Israeli and American scientists have made a significant step towards a cure for systemic lupus erythematosus (SLE), in which nine out of 10 patients are female. SLE is characterized by a wide profile of autoantibodies, causing inflammation and irreversible organ damage.
Most people with lupus develop the disease between the ages of 15 and 44, but the symptoms last lifelong. The Lupus Foundation of America estimates that 1.5 million Americans – and at least five million people worldwide – have a form of SLE, which strikes mostly women of childbearing age but also men, children, and teenagers.
People with lupus can experience significant symptoms, such as pain, extreme fatigue, hair loss, cognitive problems and physical impairments that affect every facet of their lives. Many also suffer from cardiovascular disease, strokes, disfiguring rashes and painful joints – and it can sometimes be fatal – but for others, there may be no visible symptoms.
The risk of developing SLE is, at least in part, genetic, but it is a complex genetic illness with no clear pattern of inheritance. Indeed, in some cases. Joint and muscle pain is often the first sign of lupus. This pain tends to occur on both sides of the body at the same time, particularly in the joints of the wrists, hands, fingers, and knees. The joints may look inflamed and feel warm to the touch.
During a recent 20-year period, the annual number of SLE deaths in the US rose from 879 to 1,406, and the number of lupus deaths per 10 million people rose from 39 to 52. Each year, the death rate has been more than five times higher for women than men, and more than three times higher for blacks than whites.
But there is hope. Researchers at Ben-Gurion University of the Negev in Beersheba, the Israeli National Institute for Biotechnology in the Negev (NIBN) and US National Institutes of Health have identified in mice the path mitochondrial DNA use to exit cells in order to trigger autoimmune diseases and how to block that escape route. The researchers demonstrated their concept relating to SLE and their findings in a recent issue of the prestigious journal Science.
Prof. Varda Shoshan-Barmatz in collaboration with a group from NIH, headed by Dr. Jay Chung, have had remarkable success in lupus mouse models so far and are beginning to take the next steps towards other diseases.
The team discovered a unique mechanism involving the mitochondrial protein voltage-dependent anion channel (VDAC1) in the exit of mitochondrial factors such as pro-cell death proteins and mitochondrial DNA (mtDNA) that trigger some autoimmune diseases. When VDAC1 is overexpressed, as found in several diseases, a large pore composed of several VDAC1 units is formed, allowing the release of pro-cell death factors and mtDNA.
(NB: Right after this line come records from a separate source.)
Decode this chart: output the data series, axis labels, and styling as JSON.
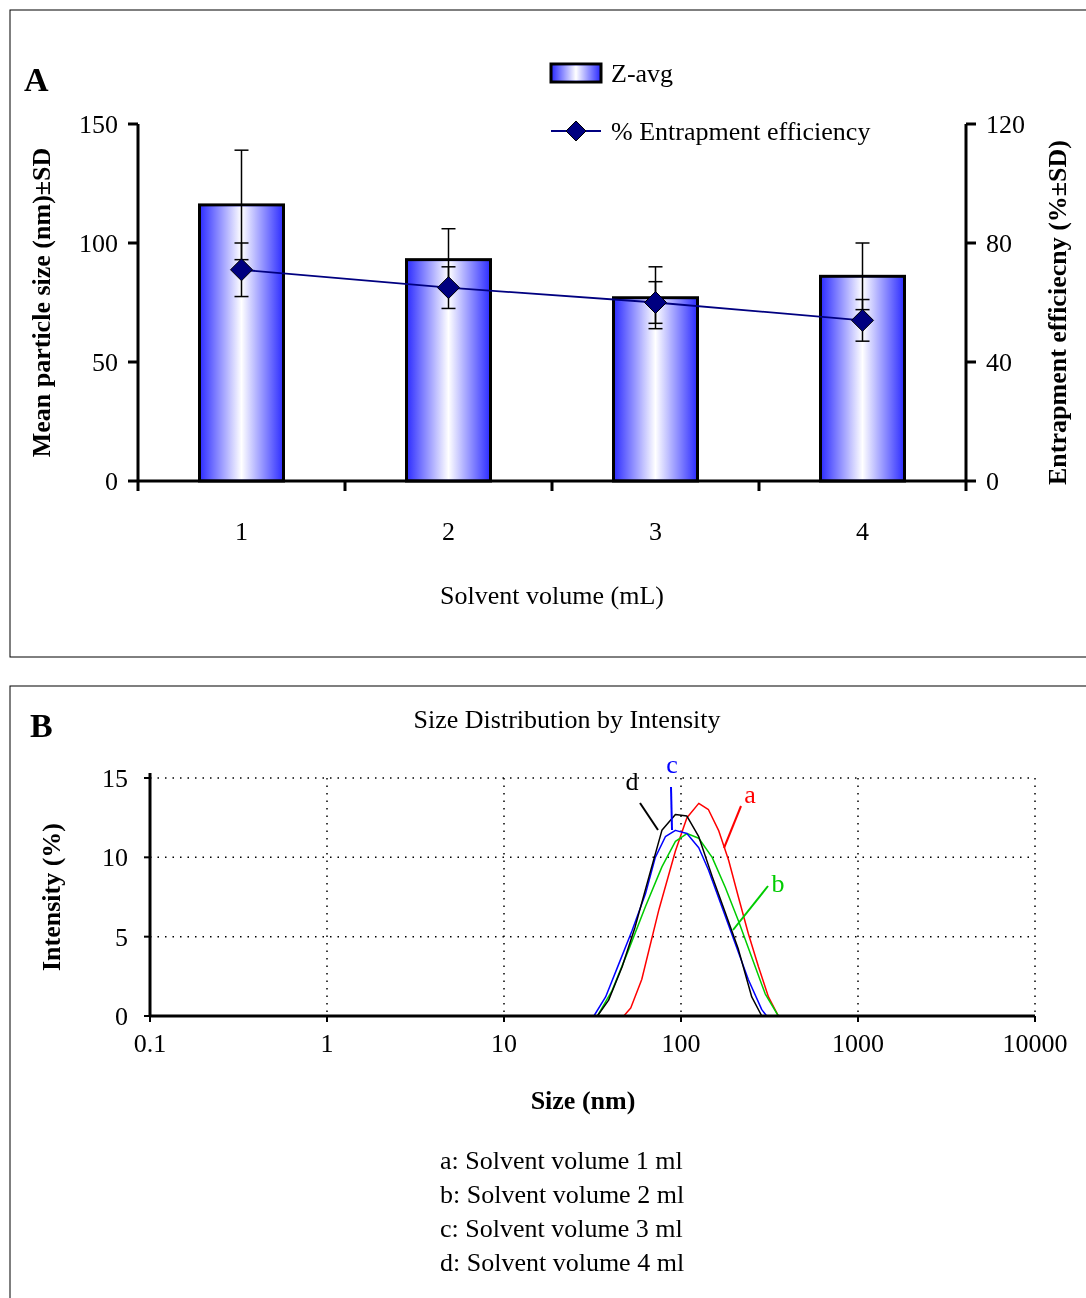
{
  "chart_data": [
    {
      "type": "bar",
      "annotations": [
        "A"
      ],
      "categories": [
        "1",
        "2",
        "3",
        "4"
      ],
      "xlabel": "Solvent volume (mL)",
      "ylabel": "Mean particle size (nm)±SD",
      "y2label": "Entrapment efficiecny (%±SD)",
      "ylim": [
        0,
        150
      ],
      "yticks": [
        0,
        50,
        100,
        150
      ],
      "y2lim": [
        0,
        120
      ],
      "y2ticks": [
        0,
        40,
        80,
        120
      ],
      "legend": "top",
      "grid": false,
      "series": [
        {
          "name": "Z-avg",
          "type": "bar",
          "color": "#3333ff",
          "values": [
            116,
            93,
            77,
            86
          ],
          "errors": [
            23,
            13,
            13,
            14
          ]
        },
        {
          "name": "% Entrapment efficiency",
          "type": "line",
          "axis": "y2",
          "color": "#000080",
          "marker": "diamond",
          "values": [
            71,
            65,
            60,
            54
          ],
          "errors": [
            9,
            7,
            7,
            7
          ]
        }
      ]
    },
    {
      "type": "line",
      "title": "Size Distribution by Intensity",
      "annotations": [
        "B",
        "a: Solvent volume 1 ml",
        "b: Solvent volume 2 ml",
        "c: Solvent volume 3 ml",
        "d: Solvent volume 4 ml"
      ],
      "xlabel": "Size (nm)",
      "ylabel": "Intensity (%)",
      "log": "x",
      "xlim": [
        0.1,
        10000
      ],
      "xticks": [
        0.1,
        1,
        10,
        100,
        1000,
        10000
      ],
      "ylim": [
        0,
        15
      ],
      "yticks": [
        0,
        5,
        10,
        15
      ],
      "grid": true,
      "marker": "none",
      "series": [
        {
          "name": "a",
          "color": "#ff0000",
          "x": [
            47.5,
            52,
            60,
            75,
            93,
            108,
            126,
            143,
            163,
            186,
            211,
            240,
            274,
            312,
            355
          ],
          "values": [
            0,
            0.5,
            2.3,
            6.7,
            10.4,
            12.5,
            13.4,
            13,
            11.7,
            9.8,
            7.5,
            5.2,
            3.1,
            1.2,
            0
          ]
        },
        {
          "name": "b",
          "color": "#00cc00",
          "x": [
            33.7,
            40.8,
            50.7,
            63,
            78,
            93,
            108,
            126,
            150,
            178,
            211,
            251,
            299,
            355
          ],
          "values": [
            0,
            1.6,
            4.2,
            6.9,
            9.4,
            11,
            11.5,
            11.2,
            10,
            8.1,
            6,
            3.7,
            1.4,
            0
          ]
        },
        {
          "name": "c",
          "color": "#0000ff",
          "x": [
            32.2,
            37.5,
            44.6,
            53,
            63,
            71.6,
            81.6,
            93,
            108,
            126,
            143,
            170,
            202,
            240,
            286,
            305
          ],
          "values": [
            0,
            1.2,
            3.3,
            5.4,
            7.7,
            10,
            11.3,
            11.7,
            11.5,
            10.6,
            9.2,
            6.9,
            4.6,
            2.3,
            0.4,
            0
          ]
        },
        {
          "name": "d",
          "color": "#000000",
          "x": [
            33.7,
            39,
            46.5,
            55,
            66,
            78,
            93,
            108,
            126,
            150,
            178,
            211,
            251,
            286
          ],
          "values": [
            0,
            1,
            3.1,
            5.6,
            8.8,
            11.7,
            12.7,
            12.6,
            11.3,
            8.8,
            6.5,
            4.2,
            1.2,
            0
          ]
        }
      ]
    }
  ]
}
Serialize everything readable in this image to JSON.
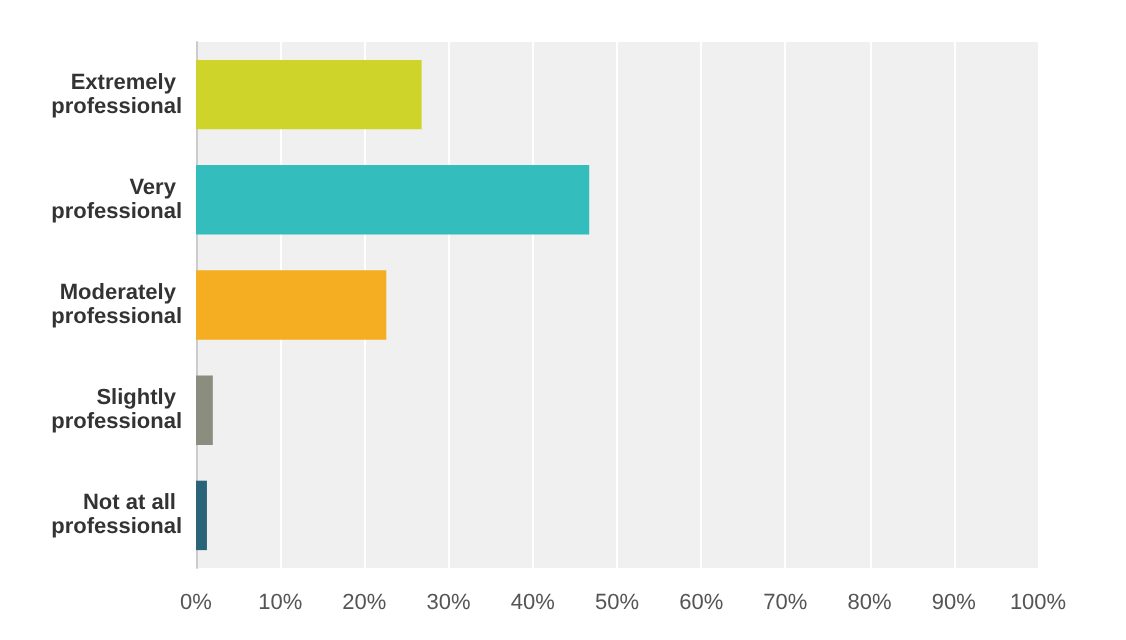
{
  "chart_data": {
    "type": "bar",
    "orientation": "horizontal",
    "categories": [
      "Extremely professional",
      "Very professional",
      "Moderately professional",
      "Slightly professional",
      "Not at all professional"
    ],
    "values": [
      26.8,
      46.7,
      22.6,
      2.0,
      1.3
    ],
    "colors": [
      "#cfd42a",
      "#33bdbd",
      "#f5ae22",
      "#8b8e7f",
      "#2a6478"
    ],
    "xlim": [
      0,
      100
    ],
    "xticks": [
      {
        "value": 0,
        "label": "0%"
      },
      {
        "value": 10,
        "label": "10%"
      },
      {
        "value": 20,
        "label": "20%"
      },
      {
        "value": 30,
        "label": "30%"
      },
      {
        "value": 40,
        "label": "40%"
      },
      {
        "value": 50,
        "label": "50%"
      },
      {
        "value": 60,
        "label": "60%"
      },
      {
        "value": 70,
        "label": "70%"
      },
      {
        "value": 80,
        "label": "80%"
      },
      {
        "value": 90,
        "label": "90%"
      },
      {
        "value": 100,
        "label": "100%"
      }
    ],
    "grid": "x"
  }
}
Shoshan-Barmatz has developed a molecule called VBIT-4 that inhibits cell death and restores mitochondrial functions associated with several diseases. That novel molecule prevents the formation of the large pore caused by VDAC1 overexpression and thereby prevents the exit of these factors from the mitochondria. Without the release of these factors, cell death in diseases such as Alzheimer’s and Parkinson’s diseases or mtDNA release like in SLE is avoided.
Moreover, they showed that inhibition of VDAC1 by a small molecule newly developed by NIBN (covered by several patents), resulted in substantial improvement in pathological aspects of the disease
“Since the results thus far with lupus have been so promising, we believe that the molecule will be beneficial with regards to other diseases such as Alzheimer’s, Crohn’s and ulcerative colitis – as our preliminary results already support,” said Prof. Varda Shoshan-Barmatz of the BGU’s department of life sciences and the founding director of NIBN.
Mitiochrondrial DNA has also been found in the plasma of patients of other autoimmune diseases such as Colitis and Crohn’s diseases. This gives rise to new hope that this VDAC1-modulating molecule will lead to more therapies in an expanding list of other diseases that are associated with cell death or release of DNA from the mitochondria.
“Our breakthrough is identifying a new pathway for the exit of mitochondrial DNA that we can either trigger under controlled conditions or inhibit using our novel molecule that we specifically developed to prevent the formation of this pathway,” she continued.